Şuşu'yu camdan dışarı sarkıttığında onada küçük parlak yıldızları göstermeye çalışıyordu. Büyük bir gök gürültüsünün rengi ve sesi etrafı sardığında küçük beyaz parlak yıldızlar bile masmaviye bürünmüştü. Bununla beraber küçüğün dudaklarının arasından büyük bir çığlık koptuğunda eli ile gözlerini kapamak istemişti ki bununla beraber elinde duran sımsıkı tuttuğu çok değerli oyuncağı arabanın camından uçup gitmişti bile.

Küçük kız elleriyle yüzünü sımsıkı kapamış ağlıyordu. Bununla beraber Anne ve babası sonunda küçük kıza doğru döndüğünde annesi bir çırpıda uzanıp küçük kızın kemerini taktı. Küçük kız hiç durmadan ağlıyordu. Sürekli bağıran babası bile telaş yapmıştı.

Babasının odağı yoldaydı, yol bomboştu. Adam küçük kızına doğru bir saniyeliğine dönüğünde her şey bir anda siliklemişti. Her şey bir anda oluvermişti. Çığlık, tek duyduğu çığlıktı. sonrasında saniyeler içinde her şey kapkaranlıktı küçük kız için.

Küçük yoğun bir acıyla gözlerini araladığında etrafın çok sesli olduğunu görerek telaşla ellerini kulaklarına götürdü. Tüm vücuduna yayılan şiddetli bir acıyla ağlamaya başladı.

Kötü bir şey olmuştu ve bunu her şekilde hissedebiliyordu. Etrafta küçük kızın yaşadığını gören insanlar kızıl saçlı kıza doğru koşmaya başladığında kız, bununla birlikte daha fazla korkup annesini aramaya çalışıyor fakat hiç bir şekilde göremiyordu.
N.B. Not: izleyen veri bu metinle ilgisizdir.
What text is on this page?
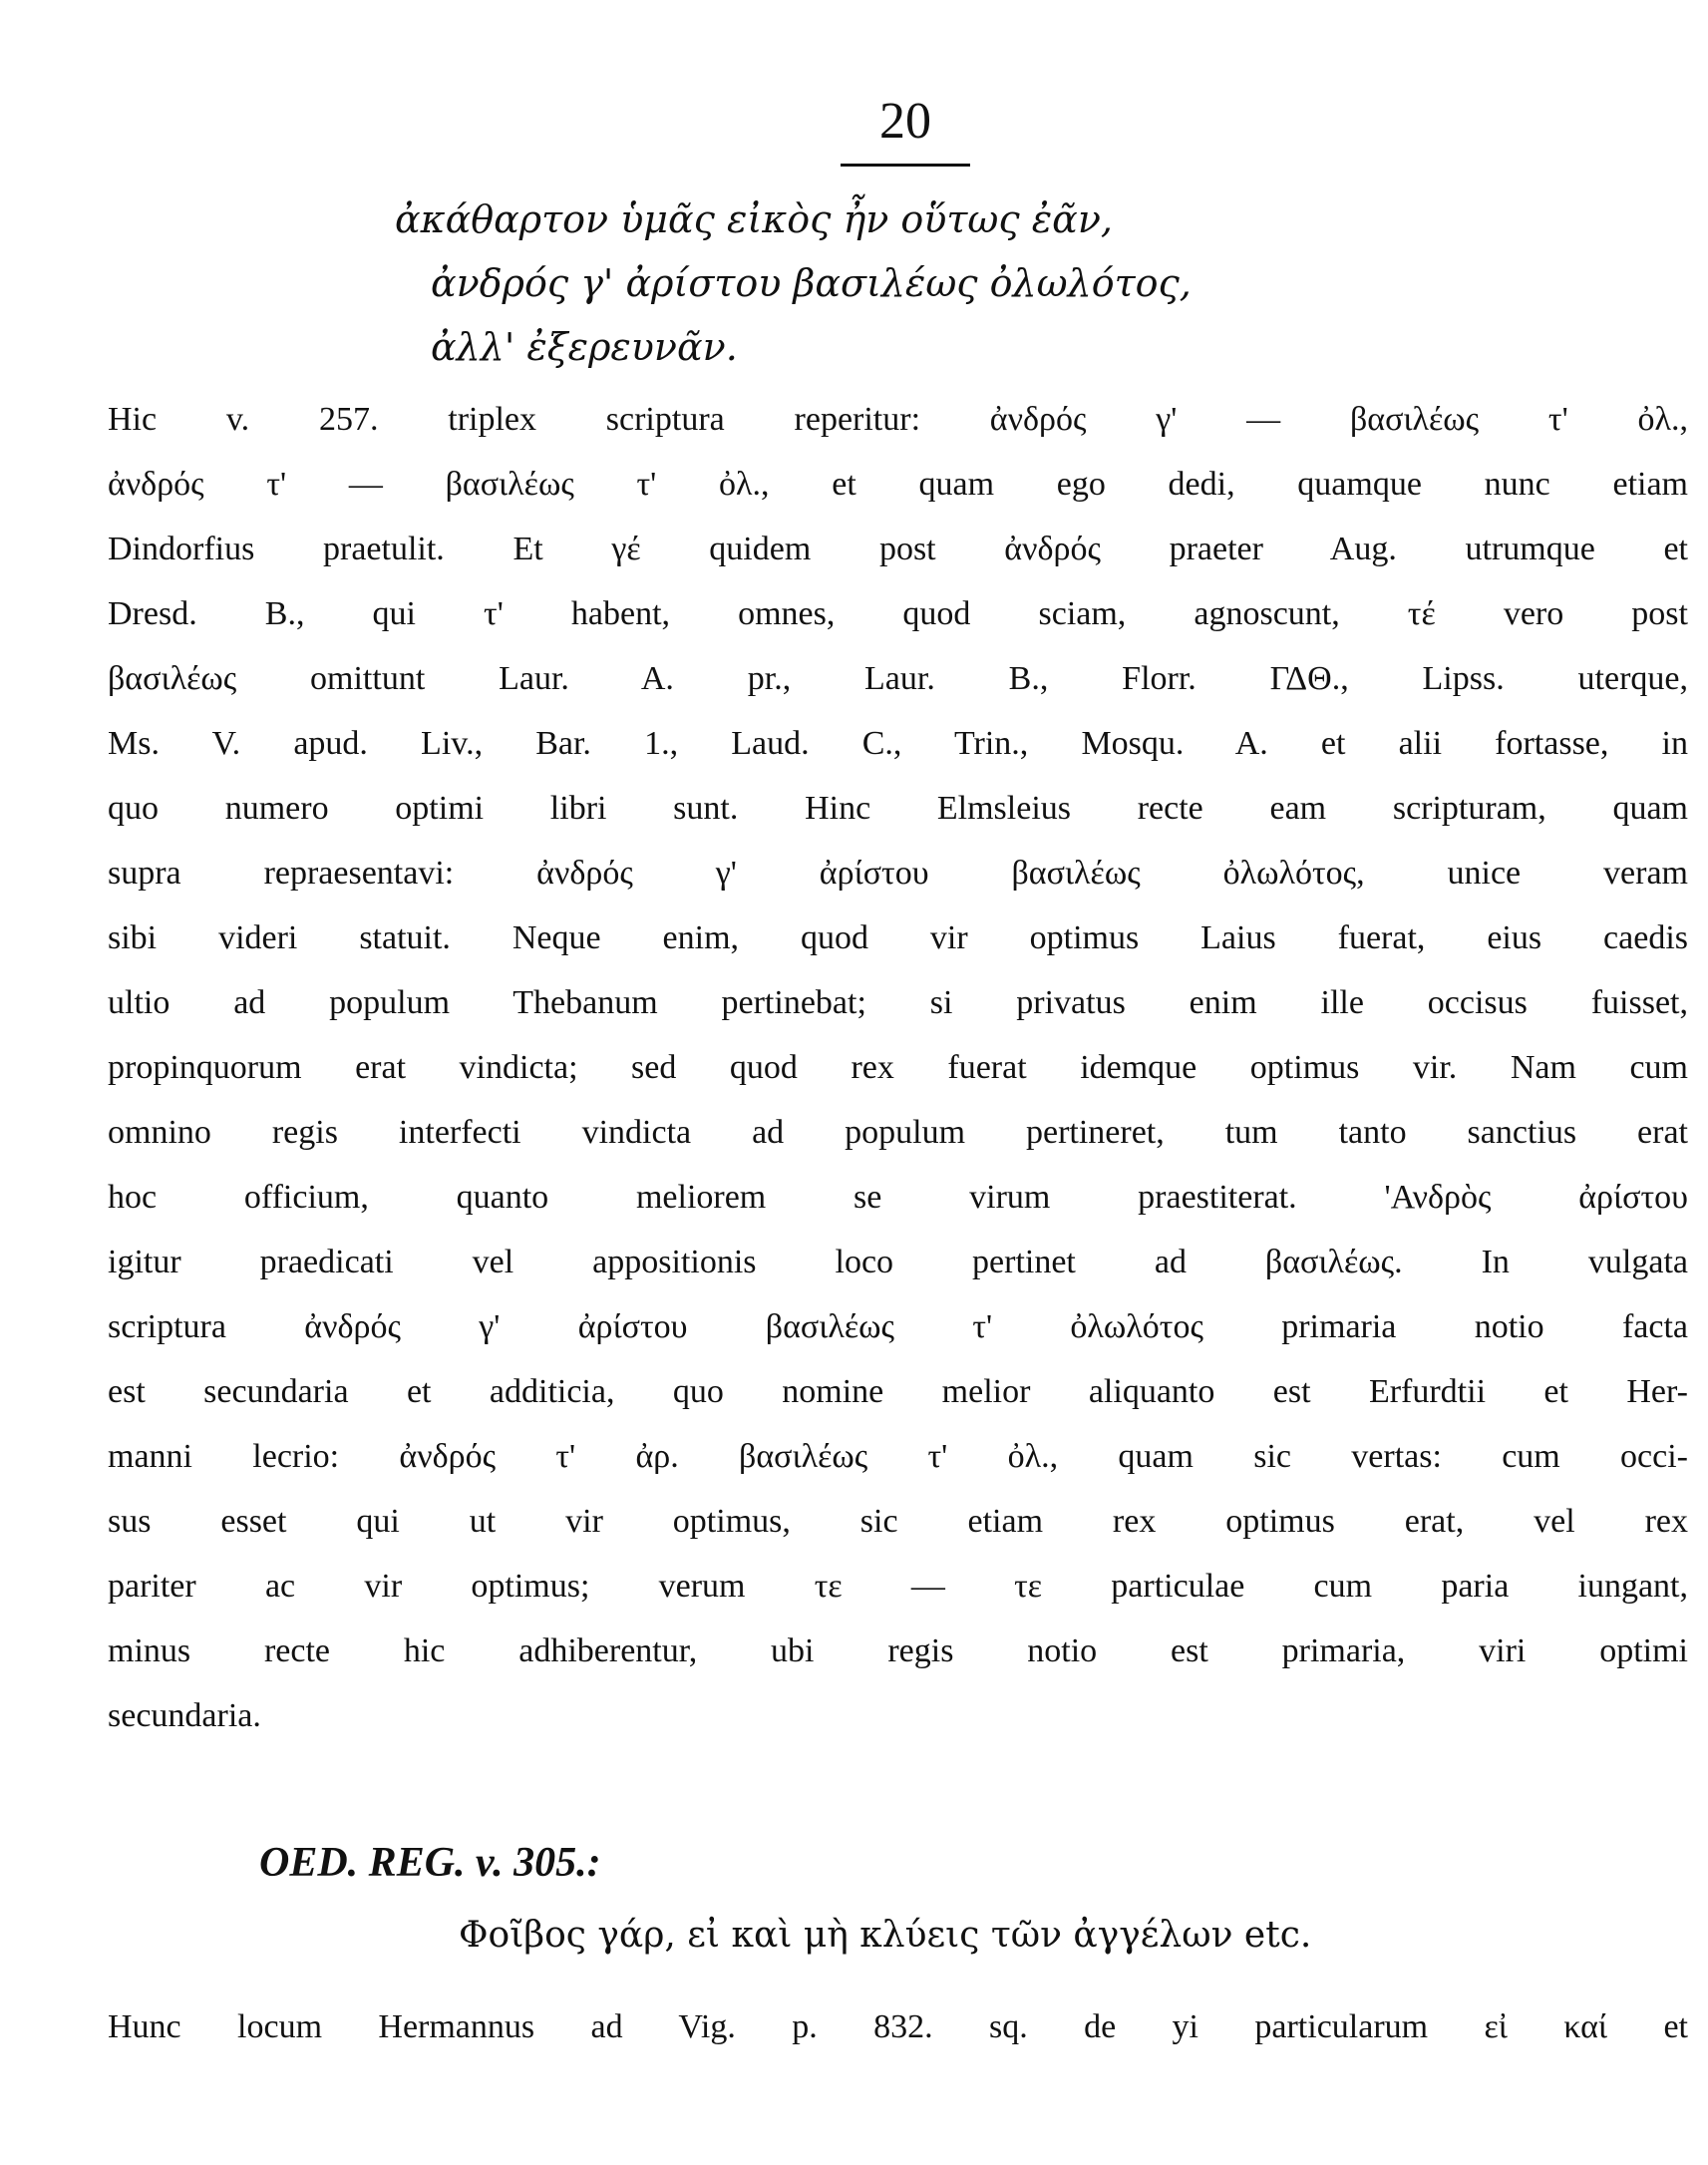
20
ἀκάθαρτον ὑμᾶς εἰκὸς ἦν οὕτως ἐᾶν,
ἀνδρός γ' ἀρίστου βασιλέως ὀλωλότος,
ἀλλ' ἐξερευνᾶν.
Hic v. 257. triplex scriptura reperitur: ἀνδρός γ' — βασιλέως τ' ὀλ.,
ἀνδρός τ' — βασιλέως τ' ὀλ., et quam ego dedi, quamque nunc etiam
Dindorfius praetulit. Et γέ quidem post ἀνδρός praeter Aug. utrumque et
Dresd. B., qui τ' habent, omnes, quod sciam, agnoscunt, τέ vero post
βασιλέως omittunt Laur. A. pr., Laur. B., Florr. ΓΔΘ., Lipss. uterque,
Ms. V. apud. Liv., Bar. 1., Laud. C., Trin., Mosqu. A. et alii fortasse, in
quo numero optimi libri sunt. Hinc Elmsleius recte eam scripturam, quam
supra repraesentavi: ἀνδρός γ' ἀρίστου βασιλέως ὀλωλότος, unice veram
sibi videri statuit. Neque enim, quod vir optimus Laius fuerat, eius caedis
ultio ad populum Thebanum pertinebat; si privatus enim ille occisus fuisset,
propinquorum erat vindicta; sed quod rex fuerat idemque optimus vir. Nam cum
omnino regis interfecti vindicta ad populum pertineret, tum tanto sanctius erat
hoc officium, quanto meliorem se virum praestiterat. 'Ανδρὸς ἀρίστου
igitur praedicati vel appositionis loco pertinet ad βασιλέως. In vulgata
scriptura ἀνδρός γ' ἀρίστου βασιλέως τ' ὀλωλότος primaria notio facta
est secundaria et additicia, quo nomine melior aliquanto est Erfurdtii et Her-
manni lecrio: ἀνδρός τ' ἀρ. βασιλέως τ' ὀλ., quam sic vertas: cum occi-
sus esset qui ut vir optimus, sic etiam rex optimus erat, vel rex
pariter ac vir optimus; verum τε — τε particulae cum paria iungant,
minus recte hic adhiberentur, ubi regis notio est primaria, viri optimi
secundaria.
OED. REG. v. 305.:
Φοῖβος γάρ, εἰ καὶ μὴ κλύεις τῶν ἀγγέλων etc.
Hunc locum Hermannus ad Vig. p. 832. sq. de yi particularum εἰ καί et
Kızın ağlaması daha da şiddetlendiğinde bunu gören çevredeki insanlar küçük kızı kaldırıp korkmaması gerektiğini ve her şeyin geçeceğini söyleyerek onu teselli etmeye çalışıyorlardı.

Ambulansın tiz sesi kulakları çınlatırken küçüğün korkusu daha da artmıştı. Onu alıp hastaneye götürmek için ambulansa bindirdiklerinde tam gözü kapanıyordu ki duyduğu sesle irkildi.

"Anne ve babasının cesedini bulamadıklarını söyleyeceğiz."

"Evet efendim her şey yolunda."

"Evet efendim kızı aldık."

"evet efendim kız yaşayacak."

Küçüğün duyduğu son cümleler bunlardı, kızın bilinci artık tamamen kapanmış, ardından saniyeler içinde onun için her şey kapkaranlık bir hale gelmişti.